After a recent trip I seem to have left the charger for my mobile behind. I Googled for charger specifications but had no luck, so for the record: You can charge the Motofone F3 with 4.5v DC pin-positive. I have no idea if this is the actual output of the official charger, all I know is that it works. It’s easy to do if you have a multi-voltage power supply and a good collection of plugs for it! The supply I used was 500mA, which should be way above requirements in any case.

I was meaning to give a review of this phone model some time, but I doubt I’ll ever do it. In short: argh! That shouldn’t be surprising though, this is an ultra-simple phone. The only interesting feature is the E-Ink display, which is excellent – you can honestly read the display outdoors at night without turning on the backlight! That’s the only positive though, I though a dead-simple phone would be liberating but it really is just a pain in the backside. Keep in mind that I went from a fully-kitted out PDA phone (Motorola A1000) to the F3, about as huge a leap as you could make. (As far as I can see there are few PDA phones available even now that are compellingly better than the A1000, a phone from 2003 IIRC, in any feature other than battery life, and I’ve looked into this a fair bit as I’ve been trying to find an A1000 replacement – I await the release of Android handsets!

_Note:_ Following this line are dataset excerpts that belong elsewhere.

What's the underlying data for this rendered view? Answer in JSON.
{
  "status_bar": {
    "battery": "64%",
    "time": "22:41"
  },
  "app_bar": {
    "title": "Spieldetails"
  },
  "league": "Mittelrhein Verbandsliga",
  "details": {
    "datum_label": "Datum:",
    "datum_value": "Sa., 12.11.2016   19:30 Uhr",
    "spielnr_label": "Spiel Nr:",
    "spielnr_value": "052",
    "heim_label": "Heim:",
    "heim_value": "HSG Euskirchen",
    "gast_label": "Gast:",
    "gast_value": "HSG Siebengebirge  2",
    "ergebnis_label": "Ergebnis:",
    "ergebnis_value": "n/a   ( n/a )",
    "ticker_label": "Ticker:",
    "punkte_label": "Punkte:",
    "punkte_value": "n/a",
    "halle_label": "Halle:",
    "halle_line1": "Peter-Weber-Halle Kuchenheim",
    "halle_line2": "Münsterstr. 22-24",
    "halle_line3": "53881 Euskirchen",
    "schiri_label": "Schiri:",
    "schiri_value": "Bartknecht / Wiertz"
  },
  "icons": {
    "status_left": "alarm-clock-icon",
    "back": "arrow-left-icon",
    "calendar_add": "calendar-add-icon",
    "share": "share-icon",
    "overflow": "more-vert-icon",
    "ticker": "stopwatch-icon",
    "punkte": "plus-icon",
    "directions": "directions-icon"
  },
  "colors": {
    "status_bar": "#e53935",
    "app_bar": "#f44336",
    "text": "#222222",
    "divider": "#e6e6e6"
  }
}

I was almost tempted to get a Neo 1973 but no-3G was no-go for me.)

The main draw-back of the F3, aside from the lack of web and all those other modern features, is that it uses the SIM card for all data storage. This means the number of SMS messages it can store and the number of address records is tiny. The address records are also really simple, the usual for SIM storage. And, of course, there’s no computer interface (no USB, no blue-tooth, there’s a contact-pad that may be promising but that isn’t “out of the box.”)

The big plus of the F3 is that it is only 15 quid– I spend more than that a week on coffee. It’s the ideal travelling phone, robust and cheap. On the robustness front, I dropped a 30kg dumbbell on it (from only about 4 inches high, and by mistake!) and all it suffered was a minor dent near the screen.

I think that the potential of future models in this line is huge… but I’ll be going back to a feature-bloat model soon, I hope.